To the extent these type of incidents are discussed at all — and in American establishment media venues, they are most typically ignored — there are certain unbending rules that must be observed in order to retain Seriousness credentials. No matter how many times the U.S. kills innocent people in the world, it never reflects on our national character or that of our leaders. Indeed, none of these incidents convey any meaning at all. They are mere accidents, quasi-acts of nature which contain no moral information (in fact, the NYT article on these civilian deaths, out of nowhere, weirdly mentioned that “in northern Afghanistan, 23 members of a wedding celebration drowned in severe flash flooding” — as though that’s comparable to the U.S.’s dropping bombs on innocent people). We’ve all been trained, like good little soldiers, that the phrase “collateral damage” cleanses and justifies this and washes it all way: yes, it’s quite terrible, but innocent people die in wars; that’s just how it is. It’s all grounded in America’s central religious belief that the country has the right to commit violence anywhere in the world, at any time, for any cause.
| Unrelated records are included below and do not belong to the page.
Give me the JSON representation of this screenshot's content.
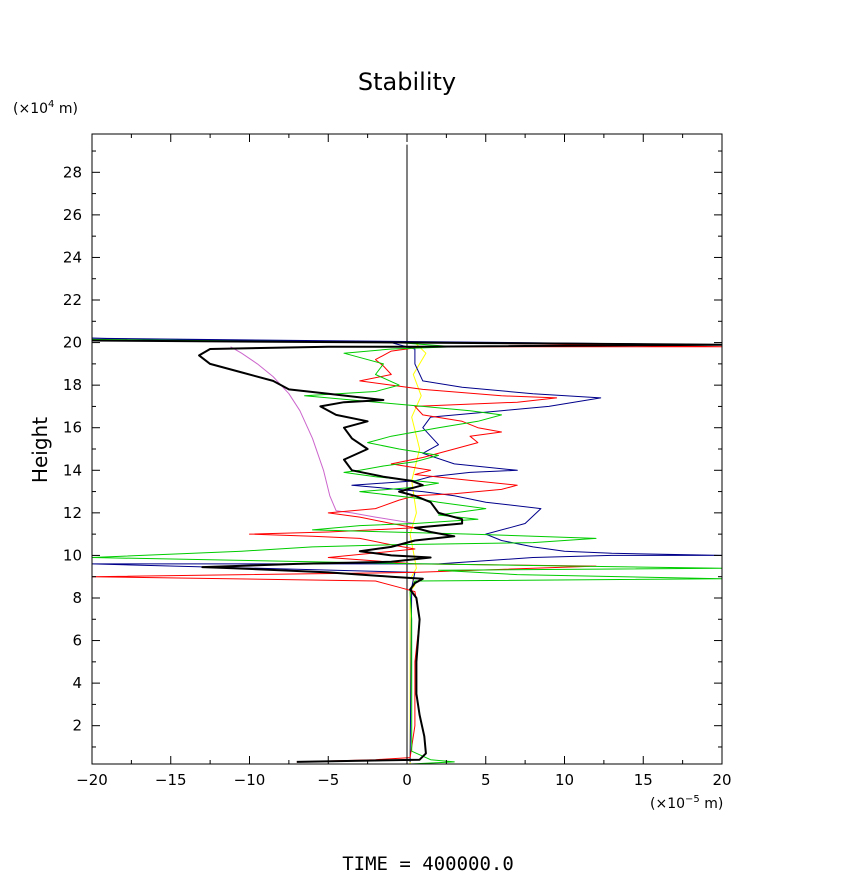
{
  "chart_data": {
    "type": "line",
    "title": "Stability",
    "ylabel": "Height",
    "y_unit_prefix": "(×10",
    "y_unit_exp": "4",
    "y_unit_suffix": " m)",
    "x_unit_prefix": "(×10",
    "x_unit_exp": "−5",
    "x_unit_suffix": " m)",
    "footer": "TIME = 400000.0",
    "xlim": [
      -20,
      20
    ],
    "ylim": [
      0.2,
      29.8
    ],
    "x_ticks": [
      -20,
      -15,
      -10,
      -5,
      0,
      5,
      10,
      15,
      20
    ],
    "x_tick_labels": [
      "−20",
      "−15",
      "−10",
      "−5",
      "0",
      "5",
      "10",
      "15",
      "20"
    ],
    "y_ticks": [
      2,
      4,
      6,
      8,
      10,
      12,
      14,
      16,
      18,
      20,
      22,
      24,
      26,
      28
    ],
    "y_tick_labels": [
      "2",
      "4",
      "6",
      "8",
      "10",
      "12",
      "14",
      "16",
      "18",
      "20",
      "22",
      "24",
      "26",
      "28"
    ],
    "grid": false,
    "series": [
      {
        "color": "#000000",
        "width": 1,
        "points": [
          [
            0,
            0.2
          ],
          [
            0,
            29.3
          ]
        ]
      },
      {
        "color": "#ffff00",
        "width": 1,
        "points": [
          [
            0.2,
            0.2
          ],
          [
            0.2,
            8.3
          ],
          [
            0.5,
            8.6
          ],
          [
            0.3,
            9.0
          ],
          [
            0.6,
            9.4
          ],
          [
            0.2,
            11.0
          ],
          [
            0.6,
            12.0
          ],
          [
            0.3,
            13.5
          ],
          [
            0.8,
            15.0
          ],
          [
            0.3,
            16.5
          ],
          [
            0.9,
            17.5
          ],
          [
            0.4,
            18.5
          ],
          [
            1.2,
            19.5
          ],
          [
            0.5,
            20.0
          ]
        ]
      },
      {
        "color": "#cc66cc",
        "width": 1,
        "points": [
          [
            -11.2,
            19.8
          ],
          [
            -10.5,
            19.5
          ],
          [
            -9.5,
            19.0
          ],
          [
            -8.5,
            18.4
          ],
          [
            -7.5,
            17.6
          ],
          [
            -6.8,
            16.8
          ],
          [
            -6.0,
            15.5
          ],
          [
            -5.3,
            14.0
          ],
          [
            -4.9,
            12.8
          ],
          [
            -4.5,
            12.1
          ],
          [
            -3.5,
            12.0
          ],
          [
            -2.0,
            11.8
          ],
          [
            0.5,
            11.5
          ]
        ]
      },
      {
        "color": "#00008b",
        "width": 1,
        "points": [
          [
            0.2,
            0.3
          ],
          [
            0.3,
            8.5
          ],
          [
            0.5,
            9.2
          ],
          [
            -20,
            9.6
          ],
          [
            2.0,
            9.6
          ],
          [
            8.0,
            9.9
          ],
          [
            13.0,
            10.0
          ],
          [
            20,
            10.0
          ],
          [
            13.0,
            10.1
          ],
          [
            10.0,
            10.2
          ],
          [
            8.0,
            10.4
          ],
          [
            6.0,
            10.7
          ],
          [
            5.0,
            11.0
          ],
          [
            6.5,
            11.3
          ],
          [
            7.5,
            11.5
          ],
          [
            8.5,
            12.2
          ],
          [
            5.0,
            12.5
          ],
          [
            3.0,
            12.8
          ],
          [
            1.0,
            13.0
          ],
          [
            -3.5,
            13.3
          ],
          [
            0.5,
            13.5
          ],
          [
            1.5,
            13.7
          ],
          [
            4.0,
            13.9
          ],
          [
            7.0,
            14.0
          ],
          [
            3.0,
            14.3
          ],
          [
            1.0,
            14.8
          ],
          [
            2.0,
            15.2
          ],
          [
            1.0,
            16.0
          ],
          [
            1.5,
            16.5
          ],
          [
            6.0,
            16.8
          ],
          [
            9.0,
            17.0
          ],
          [
            12.3,
            17.4
          ],
          [
            8.0,
            17.6
          ],
          [
            3.5,
            17.9
          ],
          [
            1.0,
            18.2
          ],
          [
            0.5,
            19.0
          ],
          [
            0.5,
            19.7
          ],
          [
            -1.0,
            20.0
          ],
          [
            -20,
            20.2
          ],
          [
            20,
            19.9
          ]
        ]
      },
      {
        "color": "#ff0000",
        "width": 1,
        "points": [
          [
            -7.0,
            0.3
          ],
          [
            -2.0,
            0.4
          ],
          [
            0.2,
            0.5
          ],
          [
            0.5,
            2.0
          ],
          [
            0.5,
            5.0
          ],
          [
            0.8,
            7.0
          ],
          [
            0.5,
            8.3
          ],
          [
            -0.5,
            8.5
          ],
          [
            -2.0,
            8.8
          ],
          [
            -20,
            9.0
          ],
          [
            0.5,
            9.2
          ],
          [
            12.0,
            9.5
          ],
          [
            0.5,
            9.6
          ],
          [
            -3.0,
            9.8
          ],
          [
            -5.0,
            9.9
          ],
          [
            0.5,
            10.3
          ],
          [
            -1.0,
            10.5
          ],
          [
            -3.0,
            10.8
          ],
          [
            -6.0,
            10.9
          ],
          [
            -10.0,
            11.0
          ],
          [
            -5.0,
            11.1
          ],
          [
            0.5,
            11.3
          ],
          [
            -1.0,
            11.5
          ],
          [
            -3.0,
            11.8
          ],
          [
            -5.0,
            12.0
          ],
          [
            -2.0,
            12.2
          ],
          [
            -0.5,
            12.6
          ],
          [
            0.5,
            12.8
          ],
          [
            3.0,
            12.9
          ],
          [
            6.0,
            13.1
          ],
          [
            7.0,
            13.3
          ],
          [
            3.0,
            13.6
          ],
          [
            0.5,
            13.8
          ],
          [
            1.5,
            14.0
          ],
          [
            -1.0,
            14.3
          ],
          [
            1.0,
            14.6
          ],
          [
            3.0,
            15.0
          ],
          [
            4.5,
            15.3
          ],
          [
            4.0,
            15.6
          ],
          [
            6.0,
            15.8
          ],
          [
            4.5,
            16.0
          ],
          [
            3.5,
            16.3
          ],
          [
            1.0,
            16.6
          ],
          [
            0.5,
            17.0
          ],
          [
            7.0,
            17.2
          ],
          [
            9.5,
            17.4
          ],
          [
            6.0,
            17.5
          ],
          [
            1.0,
            17.8
          ],
          [
            -1.0,
            18.0
          ],
          [
            -3.0,
            18.2
          ],
          [
            -1.0,
            18.5
          ],
          [
            -1.5,
            18.9
          ],
          [
            -2.0,
            19.2
          ],
          [
            -1.0,
            19.6
          ],
          [
            1.0,
            19.8
          ],
          [
            20,
            19.8
          ],
          [
            2.0,
            20.0
          ],
          [
            -20,
            20.1
          ]
        ]
      },
      {
        "color": "#00cc00",
        "width": 1,
        "points": [
          [
            0.2,
            0.2
          ],
          [
            3.0,
            0.3
          ],
          [
            1.5,
            0.4
          ],
          [
            0.3,
            0.8
          ],
          [
            0.3,
            7.0
          ],
          [
            0.2,
            8.3
          ],
          [
            0.5,
            8.8
          ],
          [
            20,
            8.9
          ],
          [
            7.0,
            9.1
          ],
          [
            2.0,
            9.3
          ],
          [
            20,
            9.4
          ],
          [
            1.0,
            9.6
          ],
          [
            -20,
            9.9
          ],
          [
            -10.5,
            10.2
          ],
          [
            -6.0,
            10.4
          ],
          [
            -1.0,
            10.5
          ],
          [
            8.0,
            10.6
          ],
          [
            12.0,
            10.8
          ],
          [
            4.0,
            11.0
          ],
          [
            -6.0,
            11.2
          ],
          [
            -3.0,
            11.4
          ],
          [
            0.5,
            11.5
          ],
          [
            4.5,
            11.7
          ],
          [
            2.0,
            11.9
          ],
          [
            5.0,
            12.2
          ],
          [
            2.0,
            12.5
          ],
          [
            0.5,
            12.7
          ],
          [
            -3.0,
            13.0
          ],
          [
            0.5,
            13.2
          ],
          [
            2.0,
            13.4
          ],
          [
            -2.0,
            13.7
          ],
          [
            -4.0,
            13.9
          ],
          [
            -3.0,
            14.0
          ],
          [
            -1.5,
            14.2
          ],
          [
            0.5,
            14.4
          ],
          [
            2.0,
            14.7
          ],
          [
            -0.5,
            15.0
          ],
          [
            -2.5,
            15.3
          ],
          [
            -1.0,
            15.6
          ],
          [
            2.0,
            16.0
          ],
          [
            4.5,
            16.3
          ],
          [
            6.0,
            16.6
          ],
          [
            4.0,
            16.8
          ],
          [
            1.0,
            17.0
          ],
          [
            -3.5,
            17.3
          ],
          [
            -6.5,
            17.5
          ],
          [
            -2.0,
            17.7
          ],
          [
            -0.5,
            18.0
          ],
          [
            -2.0,
            18.5
          ],
          [
            -1.5,
            19.0
          ],
          [
            -4.0,
            19.5
          ],
          [
            -1.0,
            19.7
          ],
          [
            3.0,
            19.8
          ],
          [
            -0.5,
            20.0
          ],
          [
            -20,
            20.15
          ]
        ]
      },
      {
        "color": "#000000",
        "width": 2,
        "points": [
          [
            -7.0,
            0.3
          ],
          [
            0.8,
            0.4
          ],
          [
            1.2,
            0.7
          ],
          [
            1.1,
            1.5
          ],
          [
            0.8,
            2.5
          ],
          [
            0.6,
            3.5
          ],
          [
            0.6,
            5.0
          ],
          [
            0.7,
            6.0
          ],
          [
            0.8,
            7.0
          ],
          [
            0.6,
            8.0
          ],
          [
            0.2,
            8.4
          ],
          [
            0.5,
            8.7
          ],
          [
            1.0,
            8.9
          ],
          [
            -1.0,
            9.0
          ],
          [
            -5.0,
            9.2
          ],
          [
            -11.0,
            9.4
          ],
          [
            -13.0,
            9.45
          ],
          [
            -7.0,
            9.6
          ],
          [
            -1.0,
            9.7
          ],
          [
            1.5,
            9.9
          ],
          [
            -1.0,
            10.0
          ],
          [
            -3.0,
            10.2
          ],
          [
            -1.0,
            10.4
          ],
          [
            0.5,
            10.7
          ],
          [
            3.0,
            10.9
          ],
          [
            1.5,
            11.1
          ],
          [
            0.5,
            11.3
          ],
          [
            3.5,
            11.5
          ],
          [
            3.5,
            11.7
          ],
          [
            2.0,
            12.0
          ],
          [
            1.5,
            12.5
          ],
          [
            0.5,
            12.8
          ],
          [
            -0.5,
            13.0
          ],
          [
            1.0,
            13.3
          ],
          [
            0.3,
            13.5
          ],
          [
            -1.5,
            13.7
          ],
          [
            -3.5,
            14.0
          ],
          [
            -4.0,
            14.5
          ],
          [
            -2.5,
            15.0
          ],
          [
            -3.5,
            15.5
          ],
          [
            -4.0,
            16.0
          ],
          [
            -2.5,
            16.3
          ],
          [
            -4.5,
            16.6
          ],
          [
            -5.5,
            17.0
          ],
          [
            -4.0,
            17.2
          ],
          [
            -1.5,
            17.3
          ],
          [
            -5.0,
            17.6
          ],
          [
            -7.5,
            17.8
          ],
          [
            -8.5,
            18.2
          ],
          [
            -10.5,
            18.6
          ],
          [
            -12.5,
            19.0
          ],
          [
            -13.2,
            19.4
          ],
          [
            -12.5,
            19.7
          ],
          [
            -5.0,
            19.8
          ],
          [
            0.5,
            19.8
          ],
          [
            20,
            19.9
          ],
          [
            -20,
            20.1
          ]
        ]
      }
    ]
  }
}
Today it was announced that authorities had foiled a plot to blow up an airplane. It was clearly stated that the plot never got off the ground, because the "attacker" was an informer working for the U.S. What dominated the news today? You guessed it. I'll quote Glenn Greenwald once more:
Indeed, on the very same day that CNN and the other cable news networks devoted so much coverage to a failed, un-serious attempt to bring violence to the U.S. — one that never moved beyond the early planning stages and “never posed a threat to public safety” — it was revealed that the U.S. just killed multiple civilians, including a family of 5 children, in Afghanistan. But that got no mention. That event simply does not exist in the world of CNN and its viewers (I’d be shocked if it has been mentioned on MSNBC or Fox either). Nascent, failed non-threats directed at the U.S. merit all-hands-on-deck, five-alarm media coverage, but the actual extinguishing of the lives of children by the U.S. is steadfastly ignored (even though the latter is so causally related to the former).